Amateur Hour: Motherhood in Essays and Swear Words

If you have mommy friends on the interwebs, chances are you’ve clicked on one of Kimberly Harrington’s viral parenting essays: “Job Description for the Dumbest Job Ever” (e.g., “This position manages to be of the utmost importance and yet somehow also the least visible and/or respected in the entire organization”), “I Am the One Woman Who Has It All” (e.g., “I have kids who have forced me to do everything in my life with greater efficiency and the professional assumption that I’m now less efficient after having kids”), “Just What I Wanted, a Whole Twenty-Four Hours of Recognition Once a Year,” “Are You Sure There Isn’t Something Else I Can Do Before the End of the School Year?” and “Please Don’t Get Murdered at School Today.”

Amateur Hour

Amateur Hour contains these satirical social commentaries and more. “Anne-Marie Slaughter Is My Safe Word,” which appears to be original to the book, is one of the most brilliant compositions I’ve ever read. (“Now, I know that [that safe word is] a mouthful, ball-gag puns aside, but I feel like it reflects my beliefs … when it comes to the intersection of work, parenting, and caregiving in general.”) Unlike most compilations that feature one style, Harrington mixes quirky conceptual pieces (the written equivalent of MOMA exhibits) with straight-laced ruminations on grief, aging, and marriage. Many passages spoke to my heart and/or sense of humor deeply; other bits seemed just okay. When the vast bulk of a writer’s material lands though, I tend to give the rest the treatment bestowed off-jokes by a favorite stand-up comedian: I assume someone, somewhere is doubled over.

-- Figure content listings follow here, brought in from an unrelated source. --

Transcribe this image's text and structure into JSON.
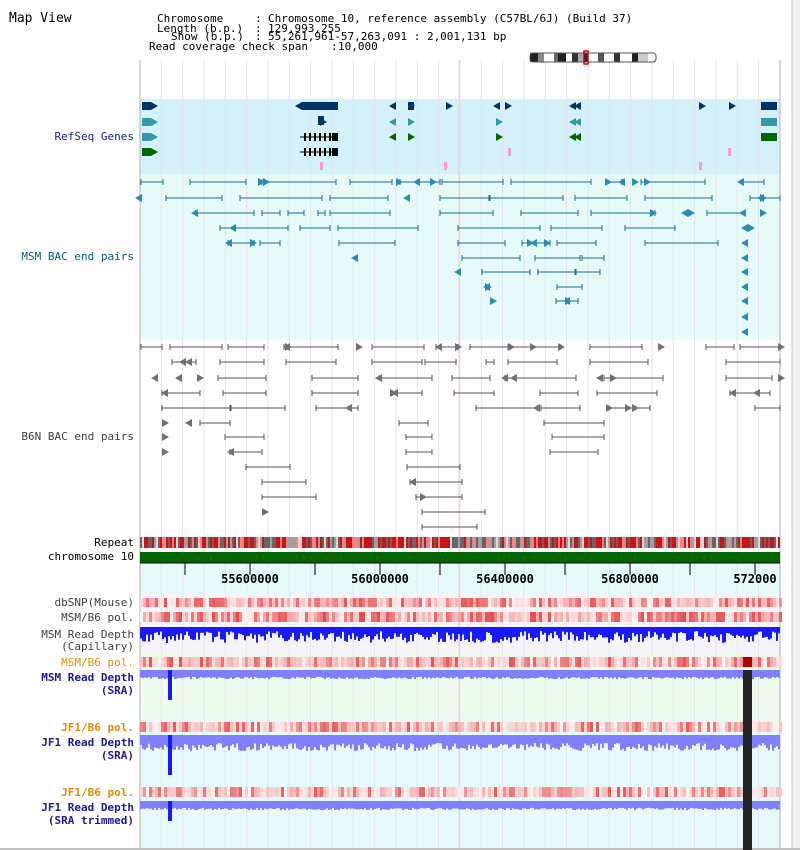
{
  "view_title": "Map View",
  "info": {
    "chromosome_key": "Chromosome",
    "chromosome_val": "Chromosome 10, reference assembly (C57BL/6J) (Build 37)",
    "length_key": "Length (b.p.)",
    "length_val": "129,993,255",
    "show_key": "Show (b.p.)",
    "show_val": "55,261,961-57,263,091 : 2,001,131 bp",
    "coverage_key": "Read coverage check span",
    "coverage_val": "10,000"
  },
  "track_labels": {
    "refseq": "RefSeq Genes",
    "msm_bac": "MSM BAC end pairs",
    "b6n_bac": "B6N BAC end pairs",
    "repeat": "Repeat",
    "chromosome": "chromosome 10",
    "dbsnp": "dbSNP(Mouse)",
    "msm_b6_pol": "MSM/B6 pol.",
    "msm_read_depth_cap_1": "MSM Read Depth",
    "msm_read_depth_cap_2": "(Capillary)",
    "msm_b6_pol_2": "MSM/B6 pol.",
    "msm_read_depth_sra_1": "MSM Read Depth",
    "msm_read_depth_sra_2": "(SRA)",
    "jf1_b6_pol": "JF1/B6 pol.",
    "jf1_read_depth_1": "JF1 Read Depth",
    "jf1_read_depth_2": "(SRA)",
    "jf1_b6_pol_2": "JF1/B6 pol.",
    "jf1_read_depth_t1": "JF1 Read Depth",
    "jf1_read_depth_t2": "(SRA trimmed)"
  },
  "axis": {
    "ticks": [
      "55600000",
      "56000000",
      "56400000",
      "56800000",
      "572000"
    ]
  },
  "colors": {
    "refseq_bg": "#d4f0fa",
    "msm_bg": "#e6fafa",
    "b6n_bg": "#ffffff",
    "sra_bg": "#eefaee",
    "jf1_bg": "#e6fafa",
    "track_label_blue": "#1a1a9a",
    "bac_label_teal": "#006080",
    "pol_label_orange": "#e68c00",
    "depth_blue": "#1a1aff",
    "depth_light": "#8080ff",
    "chromosome_green": "#006400",
    "refseq_dark": "#003366",
    "refseq_teal": "#3399aa",
    "refseq_green": "#006600",
    "refseq_pink": "#ff99cc"
  },
  "icons": [
    "ideogram-icon",
    "scroll-handle-icon",
    "forward-arrow-icon",
    "reverse-arrow-icon"
  ]
}
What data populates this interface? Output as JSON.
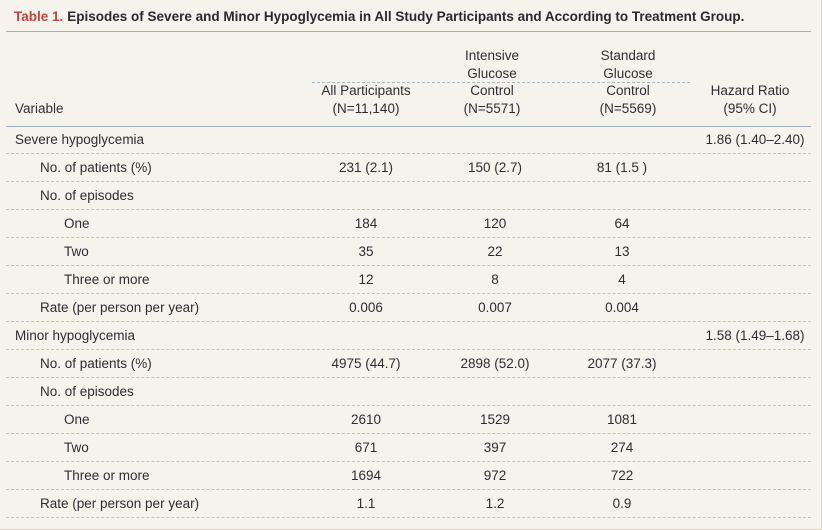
{
  "table": {
    "number": "Table 1.",
    "title": "Episodes of Severe and Minor Hypoglycemia in All Study Participants and According to Treatment Group.",
    "headers": {
      "variable": "Variable",
      "all_participants": [
        "All Participants",
        "(N=11,140)"
      ],
      "intensive": [
        "Intensive",
        "Glucose",
        "Control",
        "(N=5571)"
      ],
      "standard": [
        "Standard",
        "Glucose",
        "Control",
        "(N=5569)"
      ],
      "hazard_ratio": [
        "Hazard Ratio",
        "(95% CI)"
      ]
    },
    "rows": [
      {
        "label": "Severe hypoglycemia",
        "level": 0,
        "all": "",
        "intensive": "",
        "standard": "",
        "hr": "1.86 (1.40–2.40)"
      },
      {
        "label": "No. of patients (%)",
        "level": 1,
        "all": "231 (2.1)",
        "intensive": "150 (2.7)",
        "standard": "81 (1.5 )",
        "hr": ""
      },
      {
        "label": "No. of episodes",
        "level": 1,
        "all": "",
        "intensive": "",
        "standard": "",
        "hr": ""
      },
      {
        "label": "One",
        "level": 2,
        "all": "184",
        "intensive": "120",
        "standard": "64",
        "hr": ""
      },
      {
        "label": "Two",
        "level": 2,
        "all": "35",
        "intensive": "22",
        "standard": "13",
        "hr": ""
      },
      {
        "label": "Three or more",
        "level": 2,
        "all": "12",
        "intensive": "8",
        "standard": "4",
        "hr": ""
      },
      {
        "label": "Rate (per person per year)",
        "level": 1,
        "all": "0.006",
        "intensive": "0.007",
        "standard": "0.004",
        "hr": ""
      },
      {
        "label": "Minor hypoglycemia",
        "level": 0,
        "all": "",
        "intensive": "",
        "standard": "",
        "hr": "1.58 (1.49–1.68)"
      },
      {
        "label": "No. of patients (%)",
        "level": 1,
        "all": "4975 (44.7)",
        "intensive": "2898 (52.0)",
        "standard": "2077 (37.3)",
        "hr": ""
      },
      {
        "label": "No. of episodes",
        "level": 1,
        "all": "",
        "intensive": "",
        "standard": "",
        "hr": ""
      },
      {
        "label": "One",
        "level": 2,
        "all": "2610",
        "intensive": "1529",
        "standard": "1081",
        "hr": ""
      },
      {
        "label": "Two",
        "level": 2,
        "all": "671",
        "intensive": "397",
        "standard": "274",
        "hr": ""
      },
      {
        "label": "Three or more",
        "level": 2,
        "all": "1694",
        "intensive": "972",
        "standard": "722",
        "hr": ""
      },
      {
        "label": "Rate (per person per year)",
        "level": 1,
        "all": "1.1",
        "intensive": "1.2",
        "standard": "0.9",
        "hr": ""
      }
    ]
  },
  "colors": {
    "caption_number": "#c2423f",
    "rule": "#9fb0c3",
    "paper": "#f6f3ec"
  }
}
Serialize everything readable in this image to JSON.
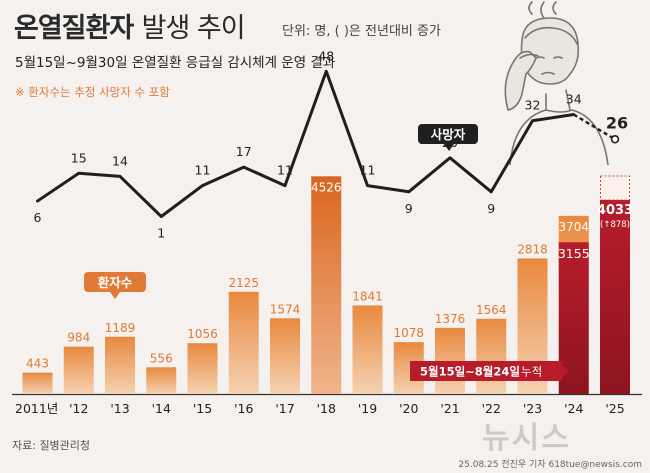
{
  "header": {
    "title_bold": "온열질환자",
    "title_light": "발생 추이",
    "unit": "단위: 명, ( )은 전년대비 증가",
    "subtitle": "5월15일~9월30일 온열질환 응급실 감시체계 운영 결과",
    "note": "※ 환자수는 추정 사망자 수 포함"
  },
  "footer": {
    "source": "자료: 질병관리청",
    "credit": "25.08.25 전진우 기자 618tue@newsis.com",
    "watermark": "뉴시스"
  },
  "chart_data": {
    "type": "bar",
    "categories": [
      "2011년",
      "'12",
      "'13",
      "'14",
      "'15",
      "'16",
      "'17",
      "'18",
      "'19",
      "'20",
      "'21",
      "'22",
      "'23",
      "'24",
      "'25"
    ],
    "series": [
      {
        "name": "환자수",
        "values": [
          443,
          984,
          1189,
          556,
          1056,
          2125,
          1574,
          4526,
          1841,
          1078,
          1376,
          1564,
          2818,
          3704,
          null
        ]
      },
      {
        "name": "5월15일~8월24일 누적",
        "values": [
          null,
          null,
          null,
          null,
          null,
          null,
          null,
          null,
          null,
          null,
          null,
          null,
          null,
          3155,
          4033
        ],
        "annotation": "(↑878)"
      },
      {
        "name": "사망자",
        "type": "line",
        "values": [
          6,
          15,
          14,
          1,
          11,
          17,
          11,
          48,
          11,
          9,
          20,
          9,
          32,
          34,
          26
        ]
      }
    ],
    "colors": {
      "patients": "#e8893e",
      "peak": "#d9651e",
      "cumulative": "#b81c2b",
      "deaths_line": "#1f1f1f",
      "label_orange": "#e07a37"
    },
    "labels": {
      "patients_tag": "환자수",
      "deaths_tag": "사망자",
      "cumulative_tag": "5월15일~8월24일",
      "cumulative_tag_suffix": "누적"
    },
    "xlabel": "",
    "ylabel": ""
  }
}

It doesn’t hurt that Harrington is my kind of girl, an introspective nerd who takes her neuroses less seriously than her punchlines:

Maybe normal people use lists as they’re meant to be used, as a daily reminder of things that should be taken care of somewhat soon. I don’t like to do things that make sense, so I use lists as a way of outlining how theoretically busy I am while also setting myself up for an infinity loop of self-loathing over my failure to get an impossible amount of things done.


“But you don’t ever like anything I post on Facebook! You don’t even look at my page!” Those are not the words of a teenager, spitting ridiculous complaints across the room at her best friend or boyfriend. Those are the words of a forty-five-year-old woman, a mother of two, in the middle of a fight with her husband. A fight where the topic was divorce.


And before I even know what’s happening, I’m suddenly sharing worries and revealing doubts in a school hallway or on the playground. Even though I know—I know—I should stop talking, I keep trying to bury my openness with more openness. It’s like my own mouth is swallowing me whole.

Nor the way she sprinkles her stories with legitimately helpful parenting advice:

I will not be calling administrators or program directors or HR on your behalf. I will not be smoothing the way for you, although it will be so hard to resist doing just that. I will have to be the elder grown-up here, to not hobble you with my help.


When I die, hug each other with force, until no one wants to be the first to let go. I let go first a lot. I can tell you now, I regret it.

Even the Russian judges would be forced to give Harrington’s writing high marks both technically and artistically:

There are the girls in their early teens, with the gangly limbs of children and the growing bodies of women. They romp in the waves not fully realizing the complicated power their bodies possess. They absentmindedly grab their budding breasts to adjust their tops, and I put my head in my hands. They don’t even know. Or maybe they do.


I see the skin on my forearm, crinkling like birthday streamers in response to the slightest pressure. That’s the skin of my mother and my grandmother before her. That’s the skin I clearly never planned on having.

At the end of the day, Harrington’s work stands out because the humor she wields as both sword and shield produces more than a sardonic chuckle here and there; it protects and clears the way for the most poignant and penetrating of insights:

This is the year he’s noticing differences and other kids are noticing what’s different about him. And although I know he’s not the only one going through this, he does not.


[Mothers] hold ourselves to intense and impossible standards. We, of course, don’t do this alone. Our culture has set the bar so high that it’s hidden in a place where we’ll never find it. And, conversely, the bar for fathers has been set so low they can easily step over it on the way to the bathroom.